AMD’s shares surge 107.1% as demand for AI chips drives projected Q4 revenue to $9.6B, positioning it as a formidable competitor to NVIDIA.

Advanced Micro Devices, Inc. (AMD) has seen its shares soar 107.1% over the past year, outperforming rival NVIDIA Corporation (NVDA), which gained 63.8% during the same period. The surge in AMD’s stock is largely attributed to the increasing demand for chips driven by advancements in artificial intelligence (AI). With both companies vying for dominance in the chip market, analysts are left to ponder whether AMD can maintain its momentum and if now is the right time to invest.
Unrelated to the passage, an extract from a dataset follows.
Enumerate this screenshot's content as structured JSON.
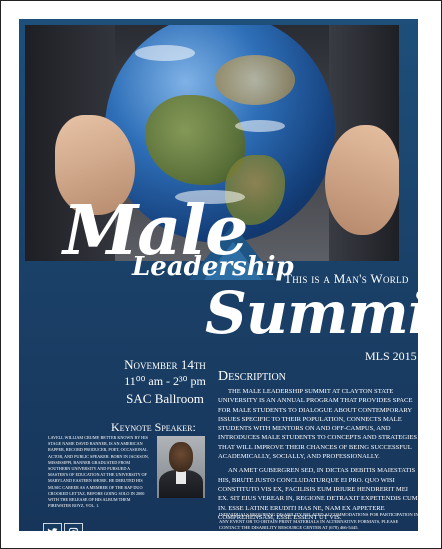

Despite entering the AI sector later than NVIDIA, AMD has swiftly closed the gap by providing advanced and competitively priced products. The recent rise in demand for NVIDIA’s Blackwell chips has led several major clients, including OpenAI, to turn to AMD’s Instinct AI accelerators as an alternative to meet their needs. This shift underscores the growing perception of AMD’s offerings as a viable competitor, particularly among high-profile organizations like International Business Machines Corporation (IBM), which is leveraging AMD technology to further its quantum computing initiatives.

Other notable partnerships are also forming around AMD’s product line. For instance, Oracle Corporation and AMD recently collaborated to launch the first AI supercluster featuring 50,000 AMD graphics units on Oracle Cloud Infrastructure. Additionally, Cisco Systems, Inc. is teaming up with AMD to expand AI cluster deployments with G42 in the UAE, further validating AMD’s presence in critical AI applications.

AMD’s ROCm software, although not yet as popular as NVIDIA’s CUDA platform, has experienced a significant uptick in downloads, indicating a growing acceptance of AMD chips in various sectors. The company’s smaller market size compared to NVIDIA offers it ample opportunity for growth in the rapidly expanding AI market. As AMD continues to secure new customers, its growth trajectory could potentially outpace NVIDIA’s by a considerable margin.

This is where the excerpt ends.